And you have a 30 amp 250 volt (L6-30) on a 2 pole breaker in your rhino box, basically 2 hots and a ground for 208&240 volt stuff.. A little tip is swap out the l6-30 for a L14-30 receptical and add a neutral to the neutral bar. Get yourself some 10-4 soow cord with L14-30 Hubbell twist lock ends and now you have 2 more circuits that you can branch out on gfci's. Here's an example I made. 









I'm looking into a levinton or hubbell distro box if I can find it for the right price.

I scored at a used equipment auction awhile back and got 4, 50' 6-4 soow cords with hubbel 125/250v 3 pole plugs, 3 tie in adapters that can be wired into a panel and a few camlok adapters to hook up to large generators. All for probably it's scrap cost.

I also have about 250' worth of 10-4 soow cord to hook up what I made into the L14-30


----------



## Inner10 (Mar 12, 2009)

mobiledynamics said:


> On the cord, I prefer to DIY with Carol SOOW cord. 6/3-8/1 with Hubbell Ends.
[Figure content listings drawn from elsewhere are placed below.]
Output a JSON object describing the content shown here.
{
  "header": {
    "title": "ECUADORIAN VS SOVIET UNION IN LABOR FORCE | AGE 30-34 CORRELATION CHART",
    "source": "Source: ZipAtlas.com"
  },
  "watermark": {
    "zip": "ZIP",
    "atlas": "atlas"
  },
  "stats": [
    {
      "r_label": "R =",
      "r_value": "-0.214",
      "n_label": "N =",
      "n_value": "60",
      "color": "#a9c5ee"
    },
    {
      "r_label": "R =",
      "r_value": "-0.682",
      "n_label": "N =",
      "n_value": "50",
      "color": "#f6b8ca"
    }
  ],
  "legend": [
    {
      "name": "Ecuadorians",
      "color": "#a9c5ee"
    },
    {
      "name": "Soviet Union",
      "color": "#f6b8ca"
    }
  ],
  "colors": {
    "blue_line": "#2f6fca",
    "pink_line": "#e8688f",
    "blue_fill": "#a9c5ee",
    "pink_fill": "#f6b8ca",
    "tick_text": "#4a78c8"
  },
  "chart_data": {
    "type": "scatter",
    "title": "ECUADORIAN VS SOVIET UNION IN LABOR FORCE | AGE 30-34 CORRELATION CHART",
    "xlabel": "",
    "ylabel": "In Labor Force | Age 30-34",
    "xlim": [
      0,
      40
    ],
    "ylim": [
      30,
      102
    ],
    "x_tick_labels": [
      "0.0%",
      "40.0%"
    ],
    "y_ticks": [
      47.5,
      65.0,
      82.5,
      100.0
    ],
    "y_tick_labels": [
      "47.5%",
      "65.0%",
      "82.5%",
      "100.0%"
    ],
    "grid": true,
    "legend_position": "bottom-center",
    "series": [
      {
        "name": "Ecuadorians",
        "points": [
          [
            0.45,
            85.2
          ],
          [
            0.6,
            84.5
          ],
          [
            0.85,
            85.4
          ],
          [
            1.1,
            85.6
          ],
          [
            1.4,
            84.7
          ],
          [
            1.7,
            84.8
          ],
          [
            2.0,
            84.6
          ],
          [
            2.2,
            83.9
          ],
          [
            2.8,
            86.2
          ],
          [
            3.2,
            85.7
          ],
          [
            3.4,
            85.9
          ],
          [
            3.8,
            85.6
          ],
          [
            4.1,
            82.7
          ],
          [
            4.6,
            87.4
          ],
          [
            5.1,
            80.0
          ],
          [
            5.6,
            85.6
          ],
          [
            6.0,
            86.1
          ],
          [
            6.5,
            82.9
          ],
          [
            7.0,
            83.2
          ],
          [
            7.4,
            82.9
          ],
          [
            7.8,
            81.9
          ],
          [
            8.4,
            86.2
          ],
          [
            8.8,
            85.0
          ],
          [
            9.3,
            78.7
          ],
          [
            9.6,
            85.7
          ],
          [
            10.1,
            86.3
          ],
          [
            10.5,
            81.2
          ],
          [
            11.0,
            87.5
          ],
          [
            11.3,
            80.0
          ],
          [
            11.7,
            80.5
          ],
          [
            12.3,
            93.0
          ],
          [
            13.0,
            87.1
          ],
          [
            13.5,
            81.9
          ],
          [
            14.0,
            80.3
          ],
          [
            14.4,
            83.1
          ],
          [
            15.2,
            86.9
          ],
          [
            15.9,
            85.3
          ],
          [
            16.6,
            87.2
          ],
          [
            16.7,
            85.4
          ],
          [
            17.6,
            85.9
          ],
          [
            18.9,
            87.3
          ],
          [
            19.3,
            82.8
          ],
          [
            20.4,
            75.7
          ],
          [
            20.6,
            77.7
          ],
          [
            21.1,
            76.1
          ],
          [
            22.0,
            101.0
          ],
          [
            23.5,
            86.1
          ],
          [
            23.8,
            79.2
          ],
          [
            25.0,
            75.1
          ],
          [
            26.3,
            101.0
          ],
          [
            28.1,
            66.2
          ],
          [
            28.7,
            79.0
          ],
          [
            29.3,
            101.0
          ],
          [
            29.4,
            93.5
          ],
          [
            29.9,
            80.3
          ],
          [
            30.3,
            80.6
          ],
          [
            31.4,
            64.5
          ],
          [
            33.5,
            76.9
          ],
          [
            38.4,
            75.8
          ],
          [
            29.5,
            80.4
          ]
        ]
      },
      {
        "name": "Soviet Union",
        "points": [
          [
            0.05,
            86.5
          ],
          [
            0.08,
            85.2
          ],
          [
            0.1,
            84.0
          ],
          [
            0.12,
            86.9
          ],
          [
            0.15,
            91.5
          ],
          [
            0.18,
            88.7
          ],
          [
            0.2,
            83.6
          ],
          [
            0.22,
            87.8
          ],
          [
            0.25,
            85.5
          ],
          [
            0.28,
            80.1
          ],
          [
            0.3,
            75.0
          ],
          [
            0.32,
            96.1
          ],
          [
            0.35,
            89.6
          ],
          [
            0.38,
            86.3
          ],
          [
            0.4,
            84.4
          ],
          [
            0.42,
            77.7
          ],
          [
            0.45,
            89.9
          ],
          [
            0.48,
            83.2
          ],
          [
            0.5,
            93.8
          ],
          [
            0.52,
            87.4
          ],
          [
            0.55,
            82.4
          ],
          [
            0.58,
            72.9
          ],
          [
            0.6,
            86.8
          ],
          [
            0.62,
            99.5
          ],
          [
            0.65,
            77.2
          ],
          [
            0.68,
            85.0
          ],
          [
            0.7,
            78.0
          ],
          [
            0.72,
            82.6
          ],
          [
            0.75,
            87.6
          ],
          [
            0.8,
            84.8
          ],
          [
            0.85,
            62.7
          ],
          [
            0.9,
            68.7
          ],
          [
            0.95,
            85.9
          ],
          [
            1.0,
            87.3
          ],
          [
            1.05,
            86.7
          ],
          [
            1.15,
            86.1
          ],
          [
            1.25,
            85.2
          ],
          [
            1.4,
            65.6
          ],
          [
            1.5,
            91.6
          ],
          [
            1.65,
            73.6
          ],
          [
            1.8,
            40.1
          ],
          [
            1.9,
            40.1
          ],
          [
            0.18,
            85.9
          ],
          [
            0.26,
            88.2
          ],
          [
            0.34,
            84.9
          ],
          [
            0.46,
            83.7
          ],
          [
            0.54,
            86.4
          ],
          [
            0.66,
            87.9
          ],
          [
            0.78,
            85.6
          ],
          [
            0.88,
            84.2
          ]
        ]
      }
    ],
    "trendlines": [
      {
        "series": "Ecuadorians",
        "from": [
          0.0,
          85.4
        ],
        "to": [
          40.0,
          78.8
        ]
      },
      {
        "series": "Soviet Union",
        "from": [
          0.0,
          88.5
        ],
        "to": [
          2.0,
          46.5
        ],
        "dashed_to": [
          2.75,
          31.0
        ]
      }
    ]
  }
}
Hubbells make the best connectors and Carol SO is THE BEST portable cord in the market IMO.


Carol is the crown king of mic cable.


----------



## mobiledynamics (Jan 26, 2013)

However.....do DIY cords - osha. Let me google and see if the 50 Calis come premoulded.


----------



## Rich D. (Oct 14, 2011)

mobiledynamics said:


> However.....do DIY cords - osha. Let me google and see if the 50 Calis come premoulded.


No, don't think they do. Never seen them


----------